The price cap has two goals: to reduce Russia’s ability to finance its war and to maintain energy market supply. The price cap’s ideal outcome is a market in which Russia supplies as much energy as possible to emerging market consumers and businesses who need it most, but at the most heavily discounted price, to limit Putin’s profits: maintaining the volume of energy supplied, while minimizing the profit earned from it.

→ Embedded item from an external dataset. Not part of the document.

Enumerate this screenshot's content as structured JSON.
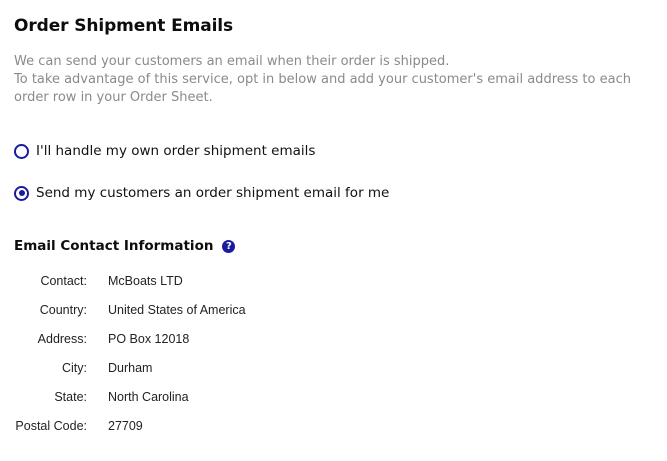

Figure 2 plots a time series of the volume of Russia’s seaborne crude and refined product exports, along with Kremlin revenues from the major taxes on oil. Of course, revenues are only part of the story on profits, and the Coalition’s efforts to raise the Kremlin’s costs are an important element of reducing profits. But costs are much less transparent, so we focus here on revenues. When the price cap went into effect, Russian oil tax revenues fell meaningfully (by more than 40 percent comparing the first nine months of 2023 to the same period of 2022) while the volume of seaborne exports was stable and even ticked up a bit (from about 6 to 6.2 million barrels per day, partially offsetting the decline in pipeline exports to the EU). Russia was selling at a meaningful discount but was still supplying oil to the market. In summer 2023, we saw this effect partially unwind as the discount on Russian oil narrowed. But in recent months, the volume of exports has largely remained steady and oil tax revenues are nearly back down to late-summer 2023 levels.

Figure 2

Figure 2 plots a time series of the volume of Russia’s seaborne crude and refined product exports, along with Kremlin revenues from the major taxes on oil. When the price cap went into effect, Russian oil tax revenues fell by more than 40 percent comparing the first nine months of 2023 to the same period of 2022, while the volume of seaborne exports was stable and even ticked up from about 6 to 6.2 million barrels per day, partially offsetting the decline in pipeline exports to the EU. Russia was selling at a meaningful discount but was still supplying oil to the market. In summer 2023, we saw this effect partially unwind as the discount on Russian oil narrowed. But in recent months, the volume of exports has largely remained steady and oil tax revenues are nearly back down to late-summer 2023 levels.

Conclusion

To be sure, uncertainty and opacity in these markets run high, and the Coalition will continue to closely monitor energy market dynamics to better understand the relationship of the price cap and our sanctions enforcement to Russia’s fiscal situation and global energy markets. Like we saw in the summer and fall, Russia will continue to invest money to avoid our sanctions, requiring us to continue to adapt and innovate in our strategy. But as we reach the two-year mark of this full-scale invasion, it is important to recognize that the Coalition’s unity and willingness to deploy creative policy solutions is making a difference: keeping oil on the market while restricting Putin’s profits.

 


[1] Remarks by Eric Van Nostrand, Acting Assistant Secretary for Economic Policy, on the Second Phase of the Price Cap on Russian Oil. October 16, 2023.

[2] Bloomberg News. “Oil Sanctions Are Deepening Russian Crude Discounts, Novak Says.” January 31, 2024.

[3] International Energy Agency. January 2024 Oil Market Report. January 18, 2024.

[4] ClearView Energy Partners. “Of Sanctions Strictures and Smooth Sailing.” January 18, 2024.